Like a mechanic can fine-tune a car after it has left the factory, cells have ways to tweak proteins, changing their chemical properties after production – so-called post-translational modifications. Anne-Claude Gavin, Peer Bork and colleagues at EMBL measured how many of M. pneumoniae's proteins had certain modifications. They found that two forms of tweaking which were known to be common in our own cells are equally prevalent in this simple bacterium. Called phosphorylation and lysine acetylation, these two types of post-translational modification also talk to and interfere with each other: the scientists found that disrupting one can cause changes in the other. Since M. pneumoniae is one of the living organisms with the fewest different proteins, this interplay between phosphorylation and lysine acetylation may be a way of getting additional functions out of a limited number of proteins: by tweaking each protein in several ways, enabling it to perform a variety of tasks. And, as more complex cells like our own share the same protein-tweaking tactics, it is probably an ancient strategy that evolved before our branch of the evolutionary tree and M.pneumoniae's branched their separate ways.
The scientists also found that phosphorylation levels in M. pneumoniae control how much of each protein the bacterium has. Interestingly, it does so not only by influencing whether protein-building instructions encoded in DNA are read, but also by altering proteins that are involved in building other proteins. This fine-tuning may enable the cell to react faster to changing needs or situations.

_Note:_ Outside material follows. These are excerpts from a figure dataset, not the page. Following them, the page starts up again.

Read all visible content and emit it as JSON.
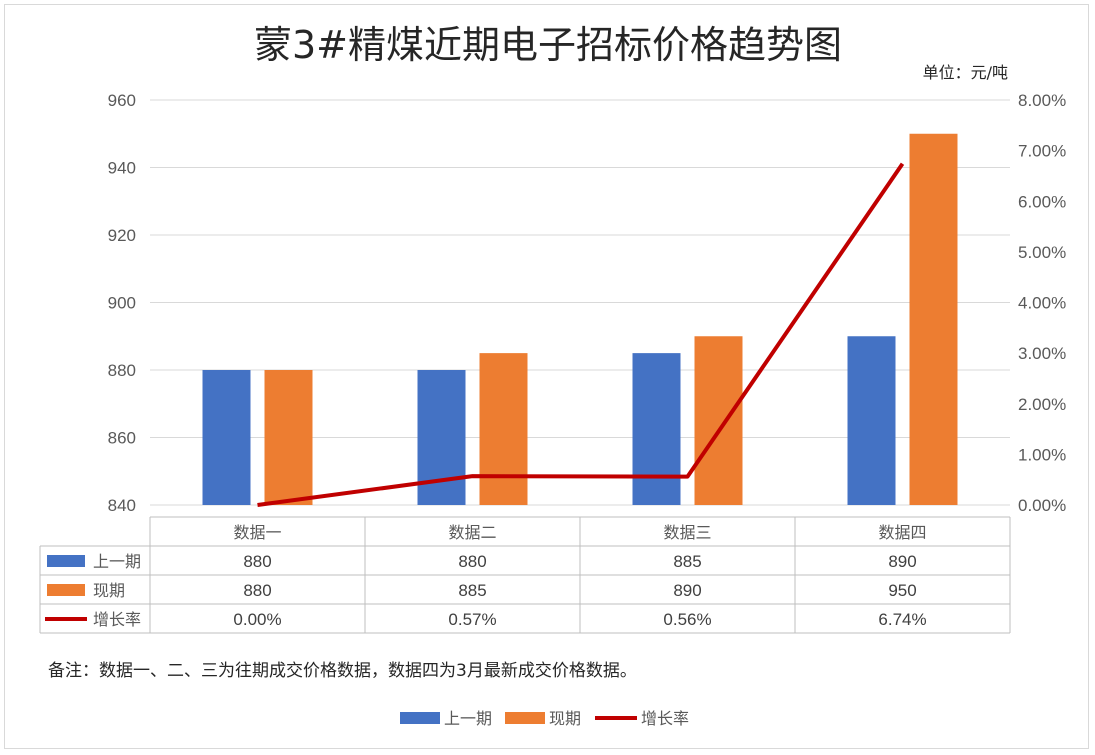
{
  "chart_data": {
    "type": "bar",
    "title": "蒙3#精煤近期电子招标价格趋势图",
    "unit_label": "单位：元/吨",
    "categories": [
      "数据一",
      "数据二",
      "数据三",
      "数据四"
    ],
    "series": [
      {
        "name": "上一期",
        "type": "bar",
        "axis": "left",
        "color": "#4472C4",
        "values": [
          880,
          880,
          885,
          890
        ],
        "display": [
          "880",
          "880",
          "885",
          "890"
        ]
      },
      {
        "name": "现期",
        "type": "bar",
        "axis": "left",
        "color": "#ED7D31",
        "values": [
          880,
          885,
          890,
          950
        ],
        "display": [
          "880",
          "885",
          "890",
          "950"
        ]
      },
      {
        "name": "增长率",
        "type": "line",
        "axis": "right",
        "color": "#C00000",
        "values": [
          0.0,
          0.57,
          0.56,
          6.74
        ],
        "display": [
          "0.00%",
          "0.57%",
          "0.56%",
          "6.74%"
        ]
      }
    ],
    "left_axis": {
      "min": 840,
      "max": 960,
      "ticks": [
        "960",
        "940",
        "920",
        "900",
        "880",
        "860",
        "840"
      ]
    },
    "right_axis": {
      "min": 0,
      "max": 8,
      "ticks": [
        "8.00%",
        "7.00%",
        "6.00%",
        "5.00%",
        "4.00%",
        "3.00%",
        "2.00%",
        "1.00%",
        "0.00%"
      ]
    },
    "grid": true,
    "legend_position": "bottom",
    "data_table": true,
    "note": "备注：数据一、二、三为往期成交价格数据，数据四为3月最新成交价格数据。"
  }
}
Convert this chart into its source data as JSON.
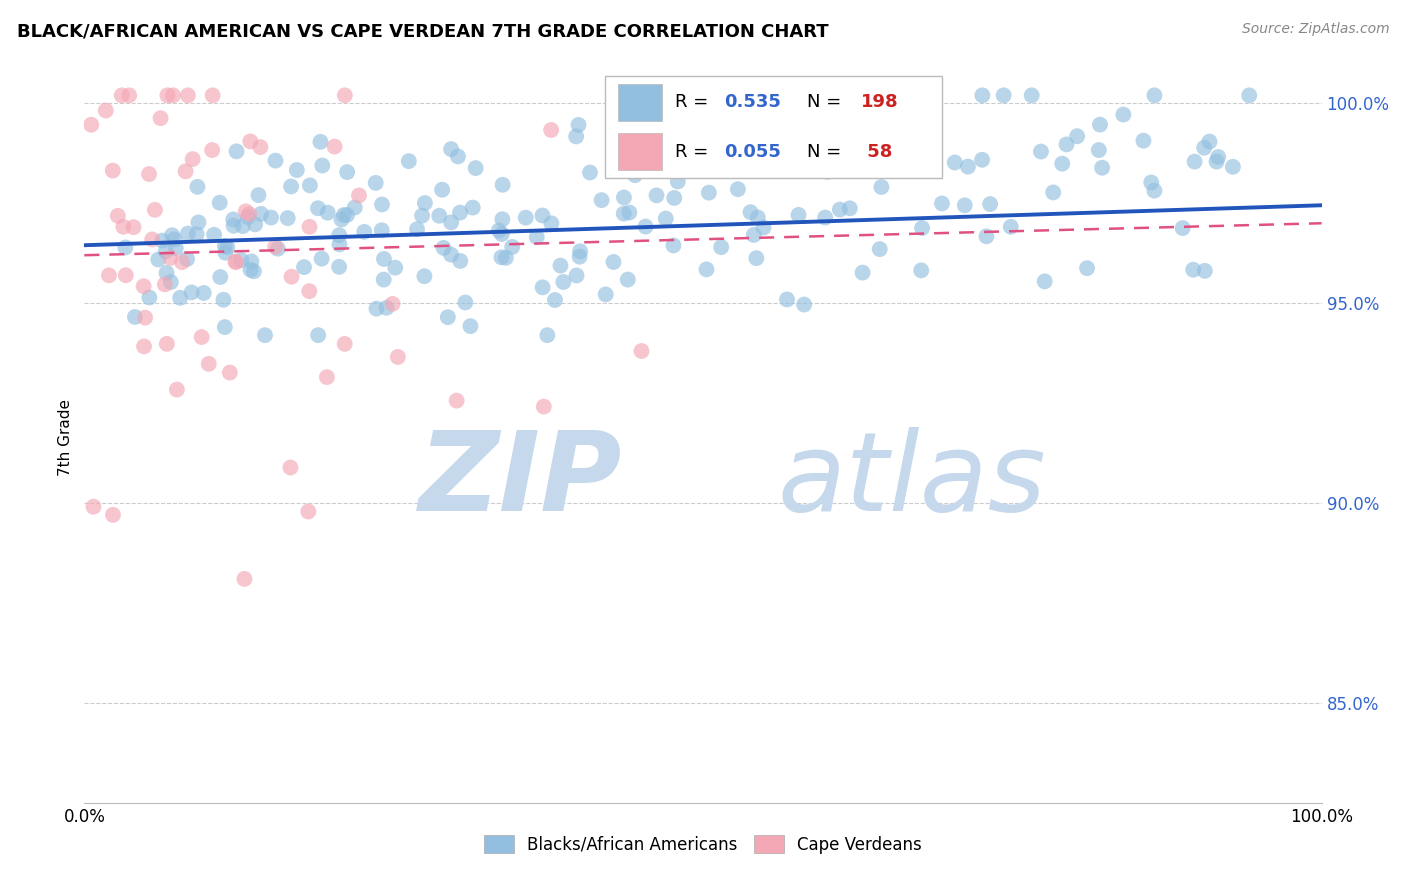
{
  "title": "BLACK/AFRICAN AMERICAN VS CAPE VERDEAN 7TH GRADE CORRELATION CHART",
  "source": "Source: ZipAtlas.com",
  "ylabel": "7th Grade",
  "right_ytick_labels": [
    "85.0%",
    "90.0%",
    "95.0%",
    "100.0%"
  ],
  "right_ytick_values": [
    0.85,
    0.9,
    0.95,
    1.0
  ],
  "legend_blue_R": "0.535",
  "legend_blue_N": "198",
  "legend_pink_R": "0.055",
  "legend_pink_N": " 58",
  "blue_color": "#92BFE0",
  "pink_color": "#F4A7B5",
  "blue_line_color": "#2255BB",
  "pink_line_color": "#E05080",
  "legend_label_blue": "Blacks/African Americans",
  "legend_label_pink": "Cape Verdeans",
  "blue_R": 0.535,
  "pink_R": 0.055,
  "blue_N": 198,
  "pink_N": 58,
  "xlim": [
    0.0,
    1.0
  ],
  "ylim": [
    0.825,
    1.008
  ],
  "grid_levels": [
    0.85,
    0.9,
    0.95,
    1.0
  ],
  "seed": 42,
  "watermark_zip": "ZIP",
  "watermark_atlas": "atlas",
  "watermark_color": "#C5D8EC",
  "background_color": "#FFFFFF",
  "grid_color": "#CCCCCC"
}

When they disrupted M. pneumoniae's ability to tweak proteins, Gavin, Bork and colleagues also discovered that disaster doesn't necessarily ensue. As in our own cells, proteins in this bacterium rarely work alone. They interact with each other, work together, or perform different steps in chain reactions. The scientists found that these protein networks have a certain buffering ability: disrupting one protein can affect its immediate partners, but the problems may not propagate throughout the whole network. The scientists hope that mapping the different networks may one day enable them to predict where a targeted disruption might do the most damage, which could eventually provide valuable information for drug design.
The work, published online today in Molecular Systems Biology, was conducted in collaboration with the Centro de Regulacion Genomica in Barcelona, Spain, Utrecht University in the Netherlands, and Georg-August University Göttingen and Heidelberg University, both in Germany.